People have seen the success of Black Lives Matter and the Marches, said political consultant Jasmyne Cannick.

“Other groups saw that this strategy was working,” Cannick said. “By protesting, they saw that change could happen. “

Supporters of the new laws pointed to the property damage and violent rhetoric employed by the protesters.

Martinez’s car was vandalized earlier this summer by two individuals who also wrote the phrase “end sweeps” on its driveway, a reference to sweeps of homeless settlements in the city that force people to remove their vehicles. tents. Protesters also defaced Getty House in July.

At a recent anti-vaccination rally in Santa Monica, a local activist
Jason Lefkowitz warned that if a vaccination mandate envisioned by city council is passed, activists should “take up your arms.” The speaker also released the addresses of city council members, according to the video of the event.

Lefkowitz, on Twitter, denied saying that people should bring guns to other people’s homes. “I said to prepare for what would happen to their door,” he wrote.

The LAPD interviewed Lefkowitz and determined that words and statements fall under activity protected by the 1st Amendment, LAPD spokesman Raul Jovel said.

In a year that began with the deadly Jan.6 attack on the United States Capitol, threats against lawmakers are skyrocketing. In the first three months of 2021, the United States Capitol Police recorded 4,135 threats against members of Congress. If this pace continues, the total number of threats this year will double from 2020.

Despite restrictions prohibiting people from attending Los Angeles city council meetings due to COVID-19, city council members have decided to curb the behavior of people visiting city hall.

At a committee meeting last week, council members reviewed proposed laws to crack down on unruly behavior and ban weapons from the building.

At one point, City Councilor Joe Buscaino said “more consequences around town hall” are needed. The city councilor, referring to the public meetings before the pandemic, cited the “disturbances in the corridors” and “the childish behavior of the phalluses who frequent our buildings”.

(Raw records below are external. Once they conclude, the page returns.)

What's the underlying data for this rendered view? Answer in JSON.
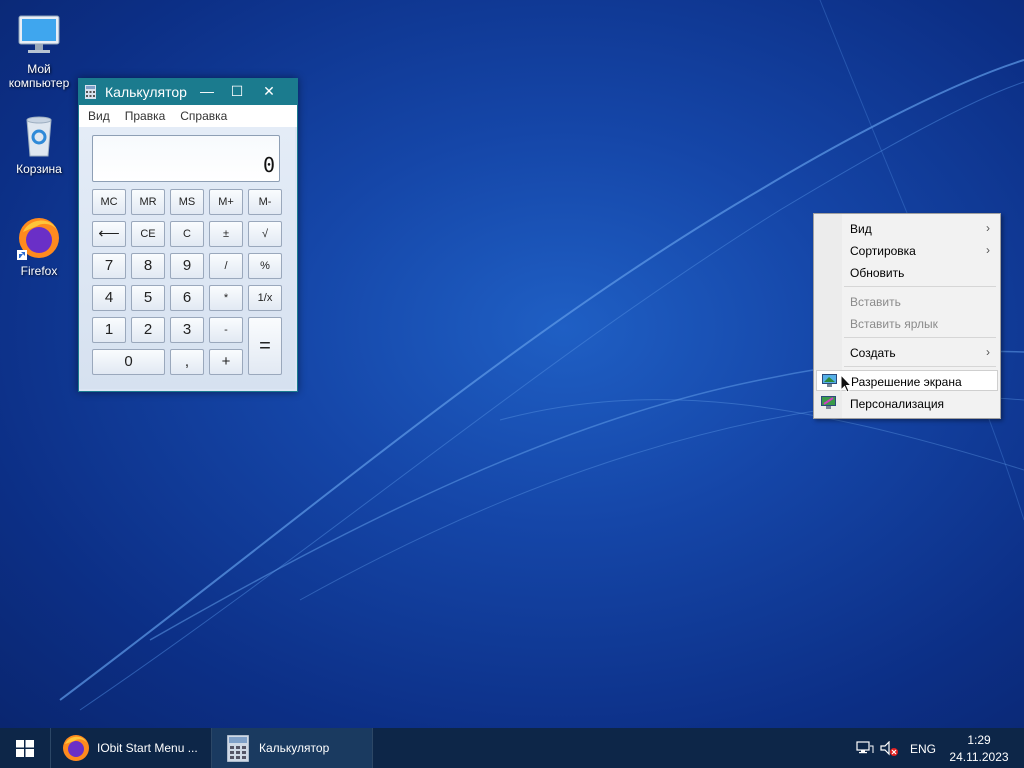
{
  "desktop": {
    "icons": [
      {
        "label_line1": "Мой",
        "label_line2": "компьютер",
        "icon": "computer-icon"
      },
      {
        "label": "Корзина",
        "icon": "recycle-bin-icon"
      },
      {
        "label": "Firefox",
        "icon": "firefox-icon"
      }
    ]
  },
  "calculator": {
    "title": "Калькулятор",
    "icon": "calculator-icon",
    "menu": [
      "Вид",
      "Правка",
      "Справка"
    ],
    "display": "0",
    "buttons": {
      "mc": "MC",
      "mr": "MR",
      "ms": "MS",
      "mplus": "M+",
      "mminus": "M-",
      "backspace": "⟵",
      "ce": "CE",
      "c": "C",
      "plusminus": "±",
      "sqrt": "√",
      "n7": "7",
      "n8": "8",
      "n9": "9",
      "div": "/",
      "percent": "%",
      "n4": "4",
      "n5": "5",
      "n6": "6",
      "mul": "*",
      "recip": "1/x",
      "n1": "1",
      "n2": "2",
      "n3": "3",
      "sub": "-",
      "eq": "=",
      "n0": "0",
      "dot": ",",
      "add": "+"
    }
  },
  "context_menu": {
    "items": [
      {
        "label": "Вид",
        "submenu": true
      },
      {
        "label": "Сортировка",
        "submenu": true
      },
      {
        "label": "Обновить"
      },
      {
        "label": "Вставить",
        "disabled": true
      },
      {
        "label": "Вставить ярлык",
        "disabled": true
      },
      {
        "label": "Создать",
        "submenu": true
      },
      {
        "label": "Разрешение экрана",
        "icon": "display-resolution-icon",
        "highlighted": true
      },
      {
        "label": "Персонализация",
        "icon": "personalization-icon"
      }
    ],
    "arrow": "›"
  },
  "taskbar": {
    "start_icon": "windows-start-icon",
    "items": [
      {
        "label": "IObit Start Menu ...",
        "icon": "firefox-icon"
      },
      {
        "label": "Калькулятор",
        "icon": "calculator-icon"
      }
    ],
    "tray": {
      "network_icon": "network-icon",
      "volume_icon": "volume-muted-icon",
      "language": "ENG",
      "time": "1:29",
      "date": "24.11.2023"
    }
  },
  "colors": {
    "desktop": "#1546a8",
    "calc_title": "#1b7b8e",
    "taskbar": "#0d2648"
  }
}
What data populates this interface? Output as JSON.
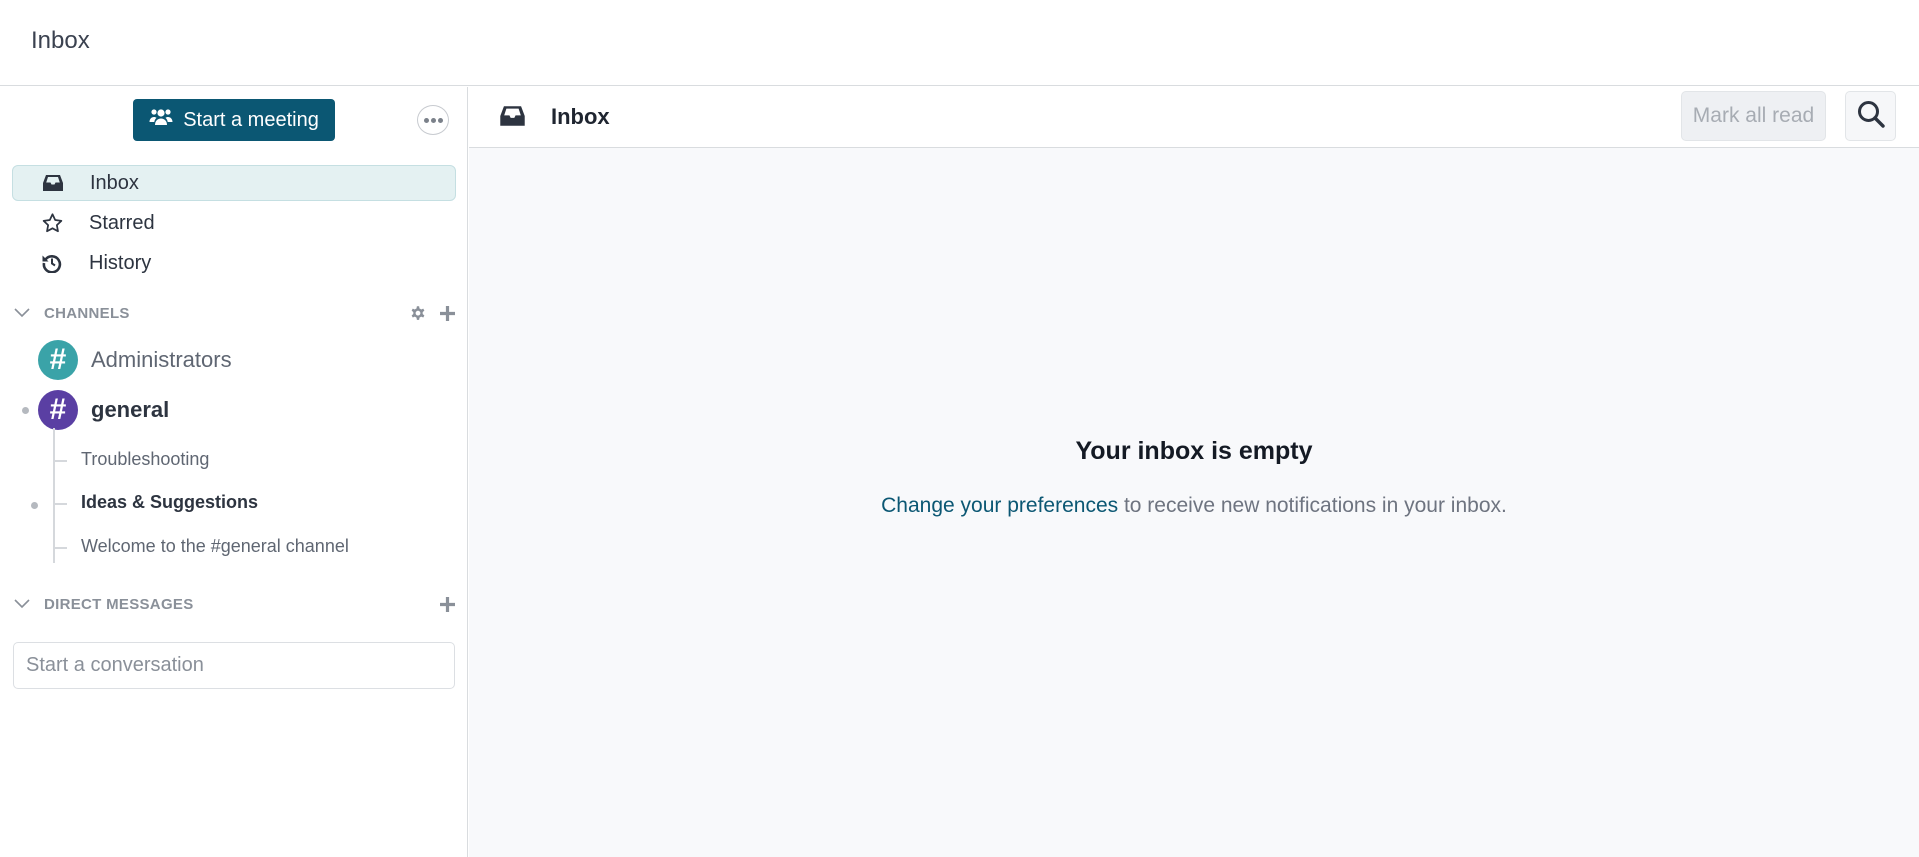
{
  "topbar": {
    "title": "Inbox"
  },
  "sidebar": {
    "meeting_button": "Start a meeting",
    "nav": [
      {
        "label": "Inbox",
        "icon": "inbox-icon",
        "active": true
      },
      {
        "label": "Starred",
        "icon": "star-icon",
        "active": false
      },
      {
        "label": "History",
        "icon": "history-icon",
        "active": false
      }
    ],
    "channels_header": "CHANNELS",
    "channels": [
      {
        "name": "Administrators",
        "color": "#3aa3a8",
        "bold": false,
        "unread": false
      },
      {
        "name": "general",
        "color": "#5a3fa3",
        "bold": true,
        "unread": true
      }
    ],
    "threads": [
      {
        "name": "Troubleshooting",
        "bold": false,
        "unread": false
      },
      {
        "name": "Ideas & Suggestions",
        "bold": true,
        "unread": true
      },
      {
        "name": "Welcome to the #general channel",
        "bold": false,
        "unread": false
      }
    ],
    "dm_header": "DIRECT MESSAGES",
    "dm_placeholder": "Start a conversation"
  },
  "main": {
    "title": "Inbox",
    "mark_all_read": "Mark all read",
    "empty_title": "Your inbox is empty",
    "empty_link": "Change your preferences",
    "empty_text": " to receive new notifications in your inbox."
  },
  "colors": {
    "accent": "#0b5773",
    "active_bg": "#e4f1f2"
  }
}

Under the law focused on unruly behavior, police officers can issue citations for actions such as doodling on city property, singing without permission or sitting on the floor of a building, according to a presentation on the order by the chief assistant of the city. David Michaelson.

Violators are liable to fines of $ 100 for the first offense. Second and subsequent offenses are punishable by fines of $ 250 or tort prosecution.

The law states that no person shall remain on a property operated by the city “in violation of a posted rule promulgated by the head of department in accordance with the Charter to ensure the preservation, maintenance, effective and efficient management and the safe use of property and facilities by the public and city employees.

The other law backed by the city council prohibits people from entering city buildings while carrying sledgehammers, cutters, martial arts weapons and other prohibited items. The law allows officers to search visitors and their belongings at any time.

Opponents of the law have described it as overbreadth, especially when it comes to items carried by more vulnerable populations.

“If a woman who takes Metro to the library cannot bring pepper spray [into facilities?]Asked Rob Quan, who heads Unrig LA, an activist group focused on issues of representative government and money in politics. “What about homeless residents carrying their only belongings? Shouldn’t they be able to walk into a facility in the city to get the services they need to find housing? “

The two ordinances focused on banning guns and unruly behavior in government buildings were introduced to city council members several years ago, but were only recently brought forward, Michaelson said.